In July, WNYC radio’s Matt Katz reported that ICE was paying these three counties a combined $6 million a month to detain thousands of immigrants. This revenue has surged because of increased immigration enforcement under Donald Trump. Officials argue that they would need to increase local taxes and lay off correctional officers without these payments; opponents denounce this as profiting off of deportations. Hudson County freeholders unexpectedly renewed their contract in July; amidst protests they reversed course and announced that they would look to exit the contract by 2020.
Some groups, especially ones like the Bronx Defenders and the Brooklyn Defender Services that provide legal services to immigranfs, oppose canceling these contracts. They argue that it would be harder to mount an adequate defense if ICE moved people far from the region. “We recognize both sides of that argument,” Shalom of the ACLU-NJ told me. “Providing people with access to counsel and proximity to loved ones is critically important. We also recognize the financial incentives to jail more and more immigration detainees are perverse and often lead to gross mistreatment.”

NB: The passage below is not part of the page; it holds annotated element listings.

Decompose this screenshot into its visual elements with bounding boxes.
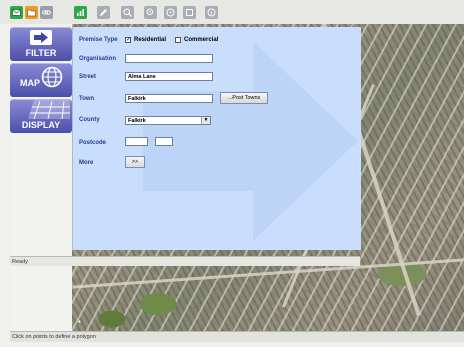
refresh-icon[interactable] [183, 6, 196, 19]
postcode-part1-input[interactable] [125, 137, 148, 146]
post-towns-button[interactable]: ...Post Towns [220, 92, 268, 104]
pencil-icon[interactable] [97, 6, 110, 19]
commercial-checkbox[interactable] [175, 37, 181, 43]
side-nav: FILTER MAP DISPLAY [10, 27, 72, 257]
envelope-icon[interactable] [10, 6, 23, 19]
hint-bar: Click on points to define a polygon [10, 331, 464, 342]
zoom-in-icon[interactable] [121, 6, 134, 19]
toolbar [0, 0, 464, 24]
chart-icon[interactable] [74, 6, 87, 19]
more-button[interactable]: >> [125, 156, 145, 168]
street-input[interactable]: Alma Lane [125, 72, 213, 81]
zoom-out-icon[interactable] [144, 6, 157, 19]
info-icon[interactable] [205, 6, 218, 19]
grid-icon [28, 100, 70, 120]
status-ready: Ready [12, 259, 28, 265]
county-select-value: Falkirk [128, 118, 146, 124]
pan-icon[interactable] [164, 6, 177, 19]
nav-filter-button[interactable]: FILTER [10, 27, 72, 61]
postcode-label: Postcode [79, 140, 107, 146]
county-select[interactable]: Falkirk ▼ [125, 116, 211, 125]
organisation-input[interactable] [125, 54, 213, 63]
residential-label: Residential [134, 37, 167, 43]
decorative-arrow [143, 41, 358, 241]
nav-display-button[interactable]: DISPLAY [10, 99, 72, 133]
folder-icon[interactable] [25, 6, 38, 19]
street-label: Street [79, 74, 97, 80]
nav-filter-label: FILTER [25, 48, 57, 58]
county-label: County [79, 117, 100, 123]
map-provider-logo: ● [78, 319, 82, 325]
side-gutter [10, 266, 72, 331]
chain-link-icon[interactable] [40, 6, 53, 19]
residential-checkbox[interactable]: ✓ [125, 37, 131, 43]
status-bar: Ready [10, 256, 360, 266]
status-hint: Click on points to define a polygon [12, 334, 96, 340]
nav-map-label: MAP [20, 78, 40, 88]
nav-map-button[interactable]: MAP [10, 63, 72, 97]
arrow-right-icon [30, 30, 52, 45]
town-label: Town [79, 96, 95, 102]
premise-type-label: Premise Type [79, 37, 118, 43]
more-label: More [79, 160, 94, 166]
chevron-down-icon[interactable]: ▼ [201, 117, 210, 124]
postcode-part2-input[interactable] [155, 137, 173, 146]
nav-display-label: DISPLAY [21, 120, 61, 130]
commercial-label: Commercial [184, 37, 219, 43]
filter-panel: Premise Type ✓ Residential Commercial Or… [72, 27, 361, 250]
organisation-label: Organisation [79, 56, 117, 62]
town-input[interactable]: Falkirk [125, 94, 213, 103]
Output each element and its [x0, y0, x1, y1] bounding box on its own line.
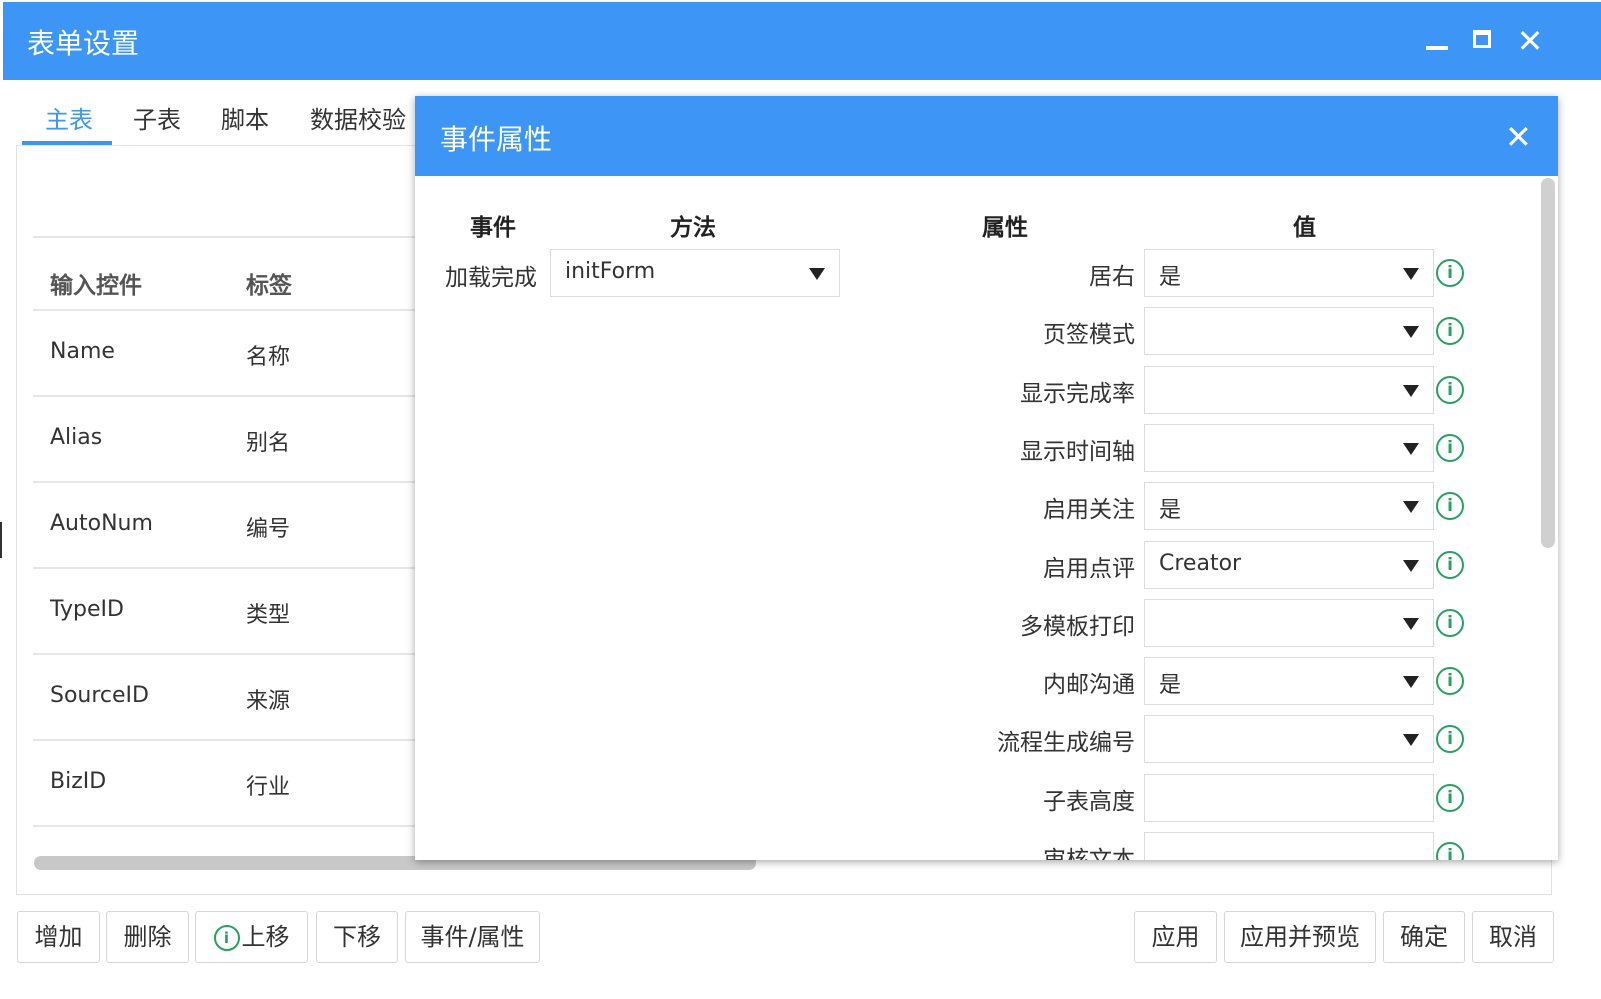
property-value: 是: [1159, 498, 1182, 524]
property-value-input[interactable]: [1144, 773, 1434, 822]
method-select-value: initForm: [565, 259, 656, 284]
info-icon[interactable]: i: [1436, 842, 1464, 860]
property-label: 审核文本: [1043, 847, 1135, 860]
property-label: 页签模式: [1043, 322, 1135, 349]
info-icon: i: [213, 925, 240, 951]
dialog-title: 事件属性: [440, 123, 553, 156]
maximize-icon[interactable]: [1465, 24, 1499, 58]
property-value-select[interactable]: [1144, 365, 1434, 414]
add-button[interactable]: 增加: [17, 911, 100, 963]
delete-button[interactable]: 删除: [106, 911, 189, 963]
property-header: 属性: [982, 215, 1028, 241]
column-header-label: 标签: [246, 273, 292, 299]
chevron-down-icon: [1403, 501, 1419, 514]
window-titlebar[interactable]: 表单设置 ✕: [3, 2, 1601, 80]
chevron-down-icon: [1403, 676, 1419, 689]
close-icon[interactable]: ✕: [1505, 118, 1532, 156]
property-value-select[interactable]: Creator: [1144, 540, 1434, 589]
dialog-titlebar[interactable]: 事件属性 ✕: [415, 96, 1558, 176]
property-label: 显示完成率: [1020, 380, 1135, 407]
table-cell-label[interactable]: 类型: [246, 597, 290, 629]
info-icon[interactable]: i: [1436, 550, 1464, 579]
method-header: 方法: [670, 215, 716, 241]
table-cell-control[interactable]: TypeID: [50, 597, 124, 622]
tab-main[interactable]: 主表: [45, 100, 93, 135]
minimize-icon[interactable]: [1418, 24, 1452, 58]
info-icon[interactable]: i: [1436, 608, 1464, 637]
table-cell-label[interactable]: 来源: [246, 683, 290, 715]
property-value-select[interactable]: 是: [1144, 249, 1434, 297]
events-properties-button[interactable]: 事件/属性: [405, 911, 540, 963]
move-down-button[interactable]: 下移: [316, 911, 398, 963]
window-title: 表单设置: [27, 27, 140, 60]
table-cell-label[interactable]: 别名: [246, 425, 290, 457]
property-value-select[interactable]: [1144, 307, 1434, 356]
property-label: 流程生成编号: [997, 730, 1135, 757]
table-cell-control[interactable]: BizID: [50, 769, 106, 794]
table-cell-label[interactable]: 行业: [246, 769, 290, 801]
event-header: 事件: [470, 215, 516, 241]
tab-subtable[interactable]: 子表: [133, 100, 181, 135]
info-icon[interactable]: i: [1436, 667, 1464, 696]
method-select[interactable]: initForm: [550, 249, 840, 297]
property-value-input[interactable]: [1144, 832, 1434, 860]
chevron-down-icon: [1403, 384, 1419, 397]
property-value-select[interactable]: 是: [1144, 482, 1434, 531]
table-cell-control[interactable]: AutoNum: [50, 511, 153, 536]
chevron-down-icon: [1403, 442, 1419, 455]
apply-button[interactable]: 应用: [1134, 911, 1217, 963]
info-icon[interactable]: i: [1436, 259, 1464, 287]
chevron-down-icon: [1403, 326, 1419, 339]
property-label: 内邮沟通: [1043, 672, 1135, 699]
property-value-select[interactable]: [1144, 423, 1434, 472]
table-cell-label[interactable]: 名称: [246, 339, 290, 371]
table-cell-control[interactable]: Name: [50, 339, 115, 364]
chevron-down-icon: [1403, 734, 1419, 747]
ok-button[interactable]: 确定: [1383, 911, 1465, 963]
property-value: 是: [1159, 673, 1182, 699]
property-label: 子表高度: [1043, 788, 1135, 815]
property-label: 多模板打印: [1020, 613, 1135, 640]
move-up-label: 上移: [241, 923, 290, 951]
cancel-button[interactable]: 取消: [1472, 911, 1554, 963]
move-up-button[interactable]: i 上移: [195, 911, 308, 963]
info-icon[interactable]: i: [1436, 725, 1464, 754]
info-icon[interactable]: i: [1436, 492, 1464, 521]
tab-script[interactable]: 脚本: [221, 100, 269, 135]
table-cell-control[interactable]: Alias: [50, 425, 102, 450]
property-label: 启用点评: [1043, 555, 1135, 582]
property-value-select[interactable]: 是: [1144, 657, 1434, 706]
chevron-down-icon: [1403, 617, 1419, 630]
vertical-scrollbar[interactable]: [1541, 178, 1555, 548]
chevron-down-icon: [809, 268, 825, 280]
property-value-select[interactable]: [1144, 715, 1434, 764]
value-header: 值: [1293, 215, 1316, 241]
chevron-down-icon: [1403, 268, 1419, 280]
apply-preview-button[interactable]: 应用并预览: [1224, 911, 1376, 963]
info-icon[interactable]: i: [1436, 783, 1464, 812]
event-properties-dialog: 事件属性 ✕ 事件 方法 属性 值 加载完成 initForm 居右是 i 页签模式…: [415, 96, 1558, 860]
tab-validation[interactable]: 数据校验: [310, 100, 406, 135]
info-icon[interactable]: i: [1436, 317, 1464, 346]
event-name: 加载完成: [445, 265, 537, 291]
chevron-down-icon: [1403, 559, 1419, 572]
property-label: 显示时间轴: [1020, 438, 1135, 465]
property-value-select[interactable]: [1144, 598, 1434, 647]
property-label: 居右: [1089, 264, 1135, 290]
info-icon[interactable]: i: [1436, 375, 1464, 404]
table-cell-control[interactable]: SourceID: [50, 683, 149, 708]
info-icon[interactable]: i: [1436, 433, 1464, 462]
text-cursor: [0, 522, 2, 558]
table-cell-label[interactable]: 编号: [246, 511, 290, 543]
column-header-control: 输入控件: [50, 273, 142, 299]
property-value: 是: [1159, 265, 1182, 290]
property-label: 启用关注: [1043, 497, 1135, 524]
property-value: Creator: [1159, 550, 1242, 576]
close-icon[interactable]: ✕: [1513, 24, 1547, 58]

Public officials have also argued that immigrants would be treated worse elsewhere. “I take great pride in knowing they’re in the best possible facility they could be,” Bergen County’s then-sheriff, Michael Saudino, said in July. Saudino resigned in October, and incoming sheriff Andrew Cureton stated in a new interview with the Bergen Record that he favored keeping the contract. “We’re going to continue what we’re doing, have the contract in place, provide the best service we can provide for the detainees,” he said.
But some immigrant rights advocates reject the use of this language from public officials regardless of their own views on the overall question of whether the contracts should be maintained. “What we have seen is that leaders, freeholders, county executives have used real concern brought by legal providers as an excuse to maintain their financial gains,” Calle told me. She added that officials “use our own talking points against us. We can acknowledge that legal providers are raising valid concerns, and hold legislators and elected officials accountable. They could do so much to improve the lives of people they’re detaining.” Reports in WNYC and NorthJersey.com have revealed poor detention practices in Bergen County, for instance. A lawsuit filed in November alleges that staff in the Bergen jail withheld medication from an immigrant detainee.
Nava said that one way for New Jersey officials to show their care for legal representation is to increase the resources allocated to a new legal aid program, since the state still lags New York. She also called on the legislature to codify the attorney general’s changes into law. “That’s one way to make it less possible for future administrations to repeal it,” she noted.